Would you stand in a swimming pool while someone fired an AK-47 gun straight at you?
Would you attempt to climb a 13-storey building with only two vacuum cleaners strapped to your back?
Todd Sampson would, and has, as he puts his faith in science to the test on his new show, Life on the Line.
The successful businessman, known for his documentaries, involvement on ABC's Gruen, and regular appearances on The Project, says the show was about putting his faith in science, and the laws of physics in particular, to the test.
"Science was always the only way for me to understand the world," Sampson tells The Guide.
"Whenever I got confused on how things worked, I would always turn to science to figure it out. That was ever since I was a boy.
"I just think science is the language of our lives... If you're not interested in science, you're not interested in life, really."
This passion for science came early in life for Sampson who said he was the kid who was always in the backyard doing experiments and making things explode, much to his parents' frustration.
He wants to share that passion with others.
"What I was trying to do is create a science series that people want to watch - that's entertaining, that's fun to watch," Sampson says. "It doesn't have to be boring. It doesn't have to have scientists in white coats, even though I like white coats, but it can be entertaining and you can feel emotions and you can still learn.
"That was my goal."
This is where his career in advertising and marketing came into play.
"You probably notice the scientists (on the show) are all young, they're all different, they're quirky in their own way," he said.
"They don't fit into any stereotype of what you expect. That was all by choice because we wanted to get people to be interested in it.

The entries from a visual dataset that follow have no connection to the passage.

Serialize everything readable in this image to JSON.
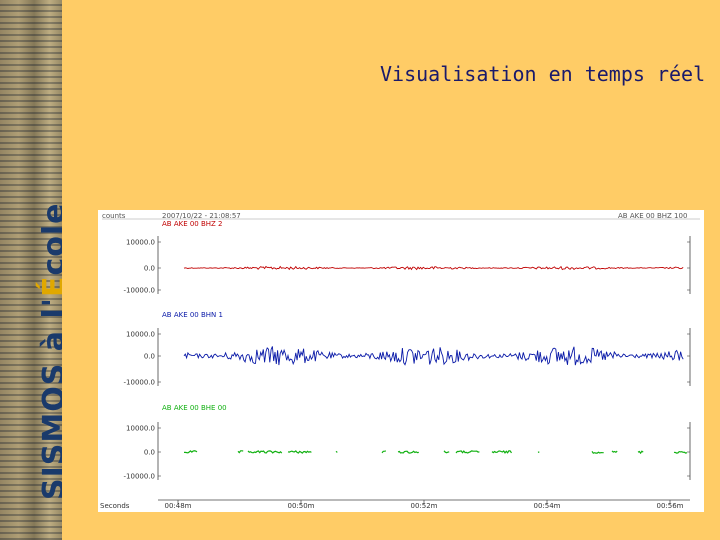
{
  "branding": {
    "text_main": "SISMOS à l'",
    "text_accent": "É",
    "text_end": "cole",
    "accent_color": "#e0a800",
    "text_color": "#1a3a6b"
  },
  "slide": {
    "title": "Visualisation en temps réel",
    "background_color": "#FFCC66"
  },
  "chart_data": {
    "type": "line",
    "header_left_label": "counts",
    "header_center": "2007/10/22 - 21:08:57",
    "header_right": "AB AKE 00 BHZ 100",
    "x_label": "Seconds",
    "x_ticks": [
      "00:48m",
      "00:50m",
      "00:52m",
      "00:54m",
      "00:56m"
    ],
    "x_range": [
      0,
      4
    ],
    "traces": [
      {
        "name": "AB AKE 00 BHZ 2",
        "color": "#c00000",
        "yticks": [
          "10000.0",
          "0.0",
          "-10000.0"
        ],
        "ylim": [
          -10000,
          10000
        ],
        "amplitude": 600,
        "gapped": false
      },
      {
        "name": "AB AKE 00 BHN 1",
        "color": "#0a1aa8",
        "yticks": [
          "10000.0",
          "0.0",
          "-10000.0"
        ],
        "ylim": [
          -10000,
          10000
        ],
        "amplitude": 4500,
        "gapped": false
      },
      {
        "name": "AB AKE 00 BHE 00",
        "color": "#10b010",
        "yticks": [
          "10000.0",
          "0.0",
          "-10000.0"
        ],
        "ylim": [
          -10000,
          10000
        ],
        "amplitude": 500,
        "gapped": true
      }
    ]
  }
}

"These laws are the natural laws around us, they govern our lives, so we wanted to get interesting, quirky people that shared the passion for experimenting, adventure and science and put them into a show and see what happens," Sampson said of the team who work on the wacky experiments with him.
The educational value of the show has already been recognised and, after being asked to do so, Sampson says his team made a version of the series of the show that would become part of school curriculum.

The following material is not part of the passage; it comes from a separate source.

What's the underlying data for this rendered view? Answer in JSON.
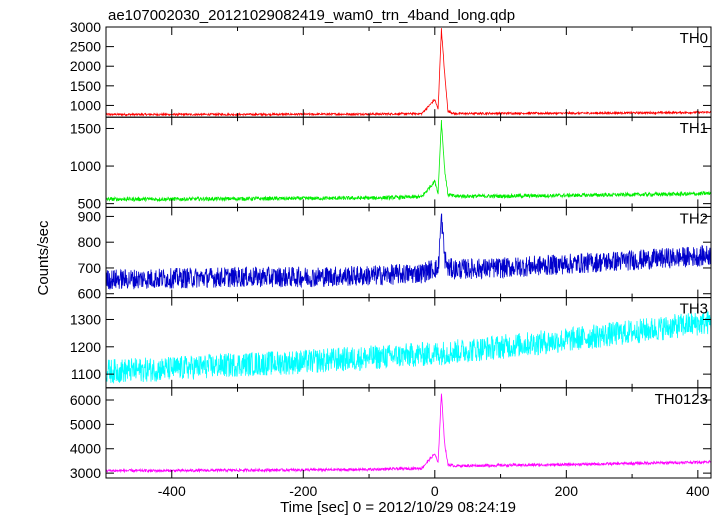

Whether the entertainment comes from learning about the physics behind Life On the Line's experiments, or simply from being dumbfounded by the lengths Sampson is willing to go to test the laws of physics, the show is sure to leave an impression.
In the first 30-minute episode, Sampson explores the physics of heat transfer by dousing himself in water, lying on a sled and propelling himself down a track through a fire raging at more than 800 degrees Celsius.
But Sampson says he's not a brave person.
"I'm definitely not immune to fear," he said.
"When the event comes, I know that I've done everything in my power with the science, the engineering, the experiment.
"I've done everything in my power to make it right. "I just concentrate on slowing my breath down and just concentrate on staying calm and then I just trust my science."
Todd Sampson's Life on the Line premieres on Tuesday at 8pm on ABC1.